Henry Cowell

From Wind Repertory Project
Henry Cowell

Biography

Henry Dixon Cowell (11 March 1897, Menlo Park, Calif. – 10 December 1965, Shady, N.Y.) was an American composer.

He began the study of violin at age five and began composing at age eight. His music studies were received at the University of California, the New York Institute of Applied Music, and the University of Berlin. During World War I, he was leader of a U.S. Army band in Allentown, PA.

Cowell made several tours of Europe and America as a concert pianist and provoked near-riots with his extremely experimental piano music. He originated the term “tone cluster, ” which is a large group of notes to be played with the entire hand, fist, or forearm.

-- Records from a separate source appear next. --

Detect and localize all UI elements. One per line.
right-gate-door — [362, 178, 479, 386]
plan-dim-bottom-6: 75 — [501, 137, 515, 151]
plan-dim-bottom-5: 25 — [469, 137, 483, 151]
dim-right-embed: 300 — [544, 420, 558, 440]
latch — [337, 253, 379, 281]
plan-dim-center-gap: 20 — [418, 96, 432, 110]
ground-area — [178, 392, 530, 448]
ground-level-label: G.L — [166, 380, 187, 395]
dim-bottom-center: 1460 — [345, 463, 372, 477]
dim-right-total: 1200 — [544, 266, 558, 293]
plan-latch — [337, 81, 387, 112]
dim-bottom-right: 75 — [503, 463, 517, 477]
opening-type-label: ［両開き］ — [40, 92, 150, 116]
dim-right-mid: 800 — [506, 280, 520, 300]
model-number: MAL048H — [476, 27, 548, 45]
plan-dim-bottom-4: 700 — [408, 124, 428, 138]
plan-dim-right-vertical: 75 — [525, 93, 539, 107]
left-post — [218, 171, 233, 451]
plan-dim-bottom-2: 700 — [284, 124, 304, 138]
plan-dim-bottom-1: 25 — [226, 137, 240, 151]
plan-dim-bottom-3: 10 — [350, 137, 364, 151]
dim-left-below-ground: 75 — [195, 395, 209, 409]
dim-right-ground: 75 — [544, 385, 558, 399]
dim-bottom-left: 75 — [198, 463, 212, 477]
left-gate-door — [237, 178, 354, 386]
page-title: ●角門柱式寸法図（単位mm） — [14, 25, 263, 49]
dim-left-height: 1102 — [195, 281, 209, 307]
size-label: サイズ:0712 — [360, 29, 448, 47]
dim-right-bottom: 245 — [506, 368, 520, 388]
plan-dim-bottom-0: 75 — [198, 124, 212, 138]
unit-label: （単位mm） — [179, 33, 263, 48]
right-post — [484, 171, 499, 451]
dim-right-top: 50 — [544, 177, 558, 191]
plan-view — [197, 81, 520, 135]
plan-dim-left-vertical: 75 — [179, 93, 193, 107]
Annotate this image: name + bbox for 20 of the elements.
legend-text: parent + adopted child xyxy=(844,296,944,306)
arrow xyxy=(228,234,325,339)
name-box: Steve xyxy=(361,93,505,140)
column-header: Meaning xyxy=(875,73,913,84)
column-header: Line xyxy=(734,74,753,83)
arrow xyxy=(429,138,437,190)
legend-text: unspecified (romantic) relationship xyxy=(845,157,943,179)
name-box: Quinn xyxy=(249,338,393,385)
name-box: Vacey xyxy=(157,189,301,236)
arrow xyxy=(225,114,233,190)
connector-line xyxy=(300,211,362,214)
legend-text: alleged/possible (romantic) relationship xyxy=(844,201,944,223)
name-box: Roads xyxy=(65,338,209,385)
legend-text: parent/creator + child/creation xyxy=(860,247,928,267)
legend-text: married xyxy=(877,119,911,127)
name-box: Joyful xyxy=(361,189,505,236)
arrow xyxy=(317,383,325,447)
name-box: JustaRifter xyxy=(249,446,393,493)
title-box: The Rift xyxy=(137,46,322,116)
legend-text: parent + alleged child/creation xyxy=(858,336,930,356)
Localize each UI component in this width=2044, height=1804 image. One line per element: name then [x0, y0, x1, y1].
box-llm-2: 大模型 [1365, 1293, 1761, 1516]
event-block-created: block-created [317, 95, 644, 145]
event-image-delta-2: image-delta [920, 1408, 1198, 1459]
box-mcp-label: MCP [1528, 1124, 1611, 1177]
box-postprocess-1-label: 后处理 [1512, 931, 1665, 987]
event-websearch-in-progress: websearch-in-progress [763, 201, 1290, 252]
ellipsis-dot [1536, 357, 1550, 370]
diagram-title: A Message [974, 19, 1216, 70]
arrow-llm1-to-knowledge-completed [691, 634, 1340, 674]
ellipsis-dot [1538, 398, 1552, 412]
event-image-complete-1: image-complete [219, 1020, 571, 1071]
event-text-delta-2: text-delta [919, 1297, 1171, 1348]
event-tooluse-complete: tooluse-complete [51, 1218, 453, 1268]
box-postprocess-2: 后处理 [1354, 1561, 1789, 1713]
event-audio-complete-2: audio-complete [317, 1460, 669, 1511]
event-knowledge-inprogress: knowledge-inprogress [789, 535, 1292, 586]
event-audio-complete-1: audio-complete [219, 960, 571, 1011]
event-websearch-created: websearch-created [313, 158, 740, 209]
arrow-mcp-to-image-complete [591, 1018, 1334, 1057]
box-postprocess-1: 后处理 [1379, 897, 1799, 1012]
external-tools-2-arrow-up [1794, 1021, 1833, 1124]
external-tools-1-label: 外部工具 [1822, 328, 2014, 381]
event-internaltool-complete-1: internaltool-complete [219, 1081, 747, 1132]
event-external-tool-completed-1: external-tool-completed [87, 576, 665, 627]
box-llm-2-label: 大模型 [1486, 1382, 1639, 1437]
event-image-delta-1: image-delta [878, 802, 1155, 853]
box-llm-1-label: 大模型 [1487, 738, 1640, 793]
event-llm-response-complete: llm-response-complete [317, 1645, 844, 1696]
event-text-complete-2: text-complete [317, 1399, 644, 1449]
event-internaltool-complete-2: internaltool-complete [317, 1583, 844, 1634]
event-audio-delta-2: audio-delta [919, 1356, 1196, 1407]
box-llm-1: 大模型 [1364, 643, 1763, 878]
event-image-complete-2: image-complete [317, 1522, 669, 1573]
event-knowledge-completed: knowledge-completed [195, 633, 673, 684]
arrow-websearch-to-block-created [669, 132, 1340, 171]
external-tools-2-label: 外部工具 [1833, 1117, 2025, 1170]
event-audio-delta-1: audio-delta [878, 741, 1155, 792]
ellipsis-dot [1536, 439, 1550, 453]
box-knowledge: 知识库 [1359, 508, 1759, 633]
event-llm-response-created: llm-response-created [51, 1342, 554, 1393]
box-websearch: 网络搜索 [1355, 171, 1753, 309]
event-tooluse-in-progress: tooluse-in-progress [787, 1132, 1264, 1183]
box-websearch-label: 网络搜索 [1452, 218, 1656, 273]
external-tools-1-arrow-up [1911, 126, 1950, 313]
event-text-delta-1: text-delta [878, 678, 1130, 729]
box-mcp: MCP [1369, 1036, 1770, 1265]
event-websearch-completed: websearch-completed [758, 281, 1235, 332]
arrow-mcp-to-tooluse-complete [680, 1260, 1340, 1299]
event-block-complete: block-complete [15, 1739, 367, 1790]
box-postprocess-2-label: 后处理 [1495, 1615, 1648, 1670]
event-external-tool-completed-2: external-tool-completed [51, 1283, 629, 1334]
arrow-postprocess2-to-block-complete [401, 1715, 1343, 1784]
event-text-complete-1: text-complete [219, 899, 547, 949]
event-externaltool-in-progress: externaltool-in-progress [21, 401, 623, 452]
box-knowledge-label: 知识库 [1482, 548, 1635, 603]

He founded the New Music Quarterly and for several years was editor of the American Composers on American Music symposia. His most significant works for band are the Little Concerto and Shoonthree.

Henry Cowell is recognized as one of the most brilliant and innovative composers of the early twentieth century, as well as one of the pioneers of ethnomusicology. His interest in writing for the wind band was largely formulated during his time incarcerated in California's San Quentin Prison (convicted of a morals charge for homosexual activity in 1936, for which he served four years) where he wrote for, directed, and played in the prison band. He was assigned to work in the prison jute mill, but filled his time by studying Spanish and learning to play the Japanese shakuhachi.

More important, he became deeply immersed in the prison's culture, spending over 20 hours per week teaching nearly 3,000 inmates music theory, appreciation, and history, and set up a music, book, and instrument lending system for the inmates; supervised other teachers, and composed dozens of new works. After his release from prison, Cowell continued to write extensively for band, with twelve additional works in a conservative and approachable, yet varied style.

In 1936, Virgil Thomson wrote of Cowell:

Henry Cowell's music covers a wider range in both expression and technique than that of any other living composer. His experiments begun three decades ago in rhythm, in harmony, and in instrumental sonorities were considered then by many to be wild. Today they are the Bible of the young and still, to the conservatives, "advanced."... No other composer of our time has produced a body of works so radical and so normal, so penetrating and so comprehensive. Add to this massive production his long and influential career as a pedagogue, and Henry Cowell's achievement becomes impressive indeed. There is no other quite like it. To be both fecund and right is given to few.